Each season from the early days of the relocated Seattle Pilots through to the modern Miller Park era, we apply McLeam's Formula to the roster and cook up the player who represents the Brewers as the Face of the Franchise that year.
1970 Milwaukee Brewers
The Brewers finished 23rd in winning percentage in 1970, and the 23rd ranked player in WAR was Fred Stanley.
Fred Stanley was a September call-up, having played most of the season with the AAA Portland Beavers. He played six games for the Brewers and was used exclusively as a pinch runner. Twice he stayed in the game to play second base, scoring one run on a single by fellow second baseman Ted Kubiak.
A modern player might have grumbled at his reduced role, after seeing decent playing time the year before with the Pilots, but Fred was probably fine with it. Not that he wasn't a hard-working and ambitious player - his glove work at shortstop helped preserve many leads, and established his value as a defensive specialist over a 14-year career. But even as a young player Fred was already a veteran; he was one of 54 MLB players who served in the military during the Vietnam War.
Fred was purchased in the spring of 1971 by the Indians, and after playing briefly for Cleveland and San Diego he was traded to the Yankees where he made his biggest impact as a defensive replacement. He appeared in three World Series with New York and won rings in 1977 and 1978 under manager Billy Martin.
As a guy who had seen the world before he saw America in his travels in baseball and played under its brightest lights, he returned to Milwaukee in 1991 as an infield coach on Manager Tom Trebelhorn's staff. When Trebelhorn was replaced by Phil Garner in '92, Fred became Farm Director for the Brewers from '92 through '96, a job that he would be recognized for his excellence in when he moved on to the Giants organization.
Fred's nickname was Chicken, and it was probably due to being a small, wiry player*. He hit ten home runs in 14 seasons, and one of them was memorable as Mickey Rivers recounts:
You know how Chicken was. Chicken didn't' never play that much. He didn't want to play that much he just wanted to be around the guys. He was just happy being there. So we took Bucky out one night and he needed a replacement the next day, so they put Chicken in.
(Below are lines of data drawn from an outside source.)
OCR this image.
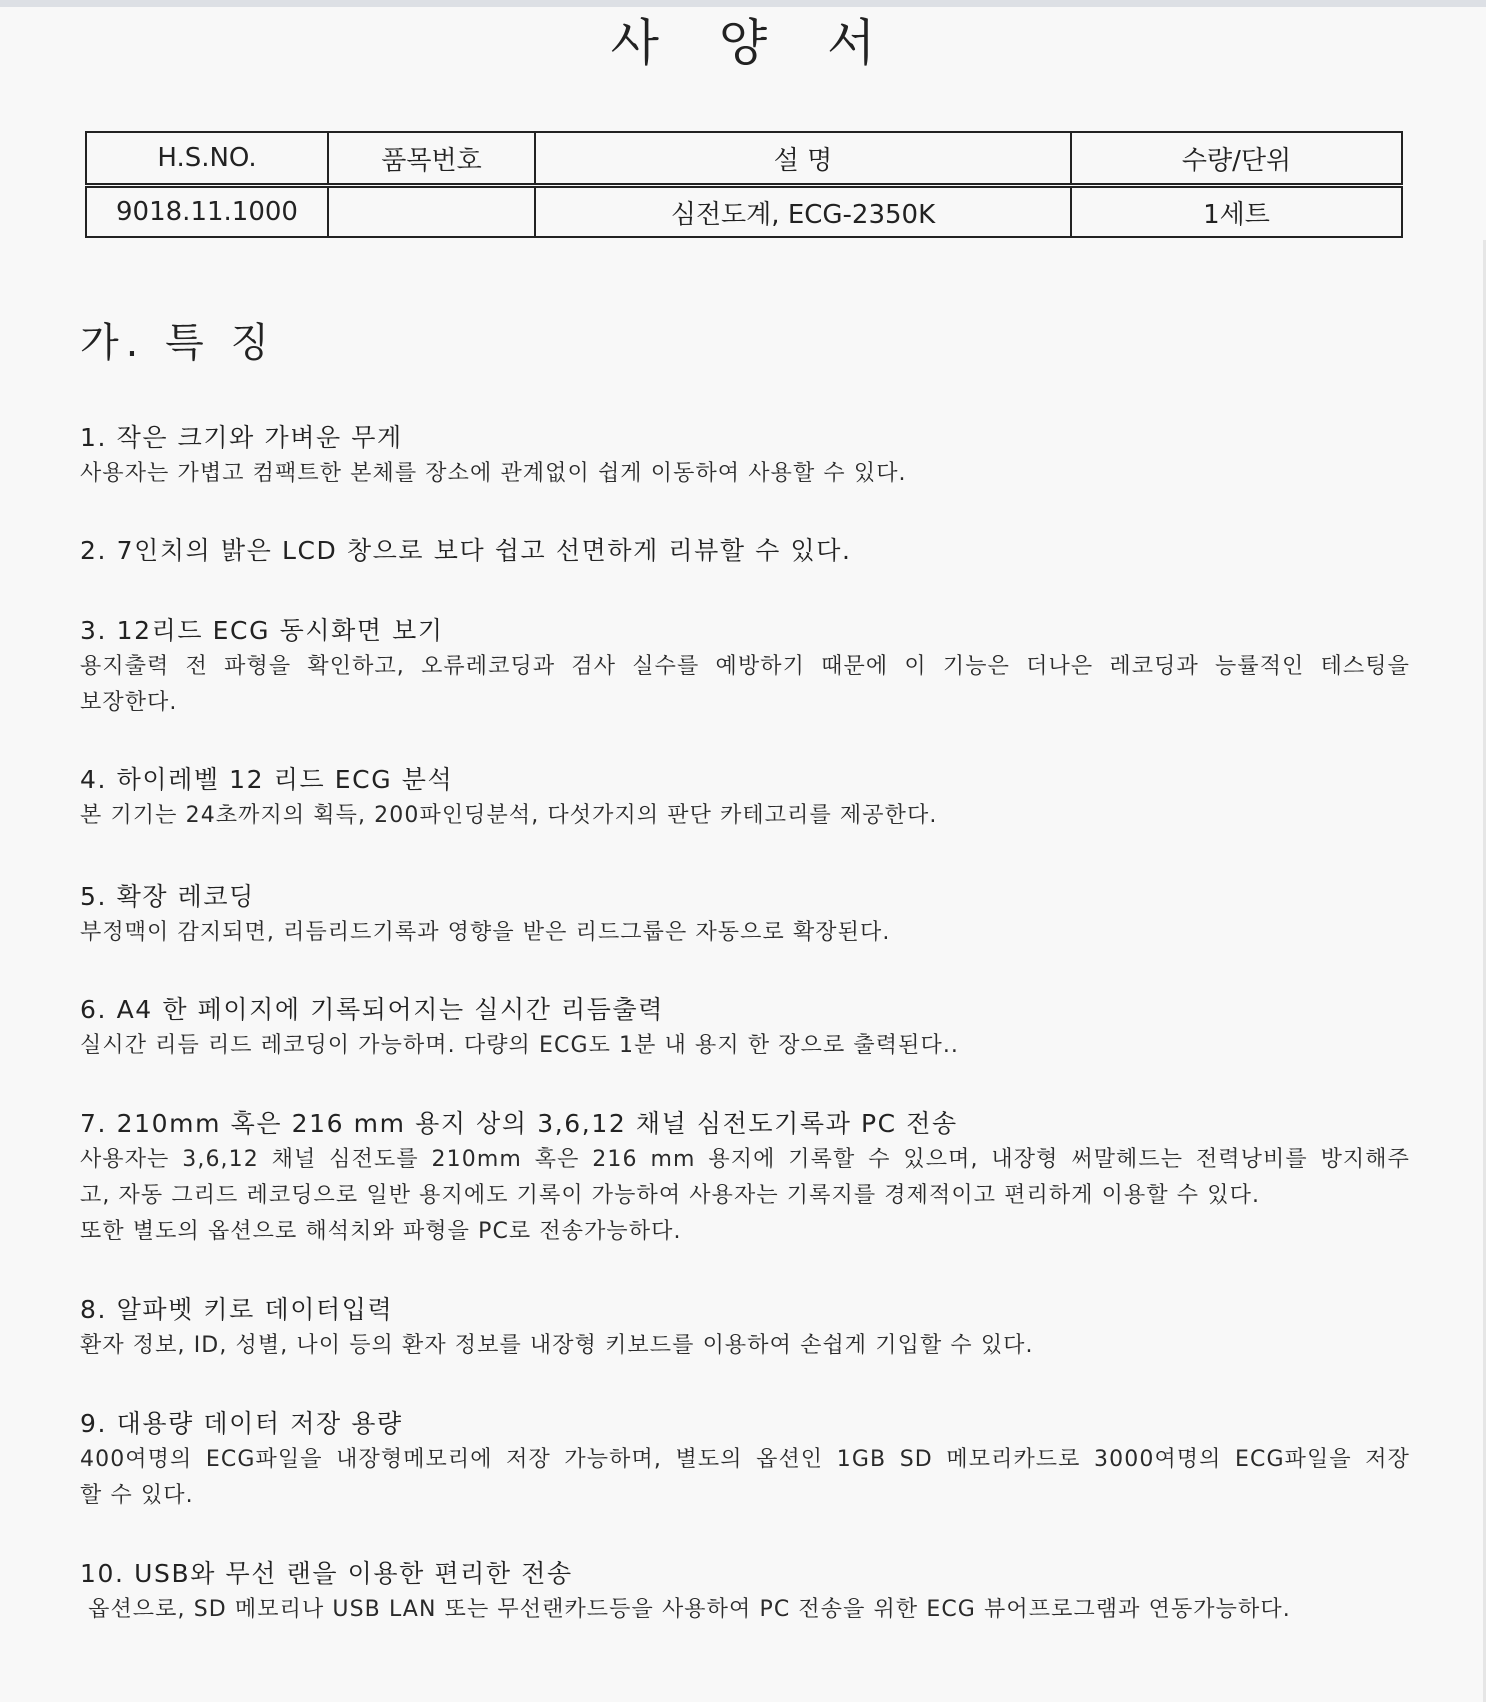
사 양 서
H.S.NO.	품목번호	설 명	수량/단위
9018.11.1000		심전도계, ECG-2350K	1세트
가. 특 징
1. 작은 크기와 가벼운 무게
사용자는 가볍고 컴팩트한 본체를 장소에 관계없이 쉽게 이동하여 사용할 수 있다.
2. 7인치의 밝은 LCD 창으로 보다 쉽고 선면하게 리뷰할 수 있다.
3. 12리드 ECG 동시화면 보기
용지출력 전 파형을 확인하고, 오류레코딩과 검사 실수를 예방하기 때문에 이 기능은 더나은 레코딩과 능률적인 테스팅을
보장한다.
4. 하이레벨 12 리드 ECG 분석
본 기기는 24초까지의 획득, 200파인딩분석, 다섯가지의 판단 카테고리를 제공한다.
5. 확장 레코딩
부정맥이 감지되면, 리듬리드기록과 영향을 받은 리드그룹은 자동으로 확장된다.
6. A4 한 페이지에 기록되어지는 실시간 리듬출력
실시간 리듬 리드 레코딩이 가능하며. 다량의 ECG도 1분 내 용지 한 장으로 출력된다..
7. 210mm 혹은 216 mm 용지 상의 3,6,12 채널 심전도기록과 PC 전송
사용자는 3,6,12 채널 심전도를 210mm 혹은 216 mm 용지에 기록할 수 있으며, 내장형 써말헤드는 전력낭비를 방지해주
고, 자동 그리드 레코딩으로 일반 용지에도 기록이 가능하여 사용자는 기록지를 경제적이고 편리하게 이용할 수 있다.
또한 별도의 옵션으로 해석치와 파형을 PC로 전송가능하다.
8. 알파벳 키로 데이터입력
환자 정보, ID, 성별, 나이 등의 환자 정보를 내장형 키보드를 이용하여 손쉽게 기입할 수 있다.
9. 대용량 데이터 저장 용량
400여명의 ECG파일을 내장형메모리에 저장 가능하며, 별도의 옵션인 1GB SD 메모리카드로 3000여명의 ECG파일을 저장
할 수 있다.
10. USB와 무선 랜을 이용한 편리한 전송
옵션으로, SD 메모리나 USB LAN 또는 무선랜카드등을 사용하여 PC 전송을 위한 ECG 뷰어프로그램과 연동가능하다.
I'll never forget this. He got to start against Gaylord Perry. Gaylord Perry one of the best pitchers in the league.
We all knew each other. So Gaylord Perry says "Where's Chicken at?" He said "If Chicken gets a hit off me that'd be okay." But Chicken hit a homerun. Oh he just nailed it. Perry said "Anybody can get a home run off me except him." Anybody in the league could hit a home run off him but he didn't want Chicken to hit a home run off him.
[After the game] He beat him down! He literally beat him. He come in the locker room and literally beat him. I thought he was joking but Gaylord wasn't joking. He was serious.
1970 FotF: Fred reminds us of the transition that this club was making in its first season in Milwaukee, as one of 45 different players used in an organization with a lot of work to do in building an army of personnel at all levels for the future. A player who was 'hired from within' for coaching and administrative roles, he was both a kid from Iowa and an architect of the future. He also symbolized the qualities of many Milwaukee favorites, guys who worked hard and filled roles, and were valued for their character as much as their talent.
*This is not true. They call him Chicken because he walks like he has a bat stuck up is ass. Now you're thinking I made that up, but I'm not.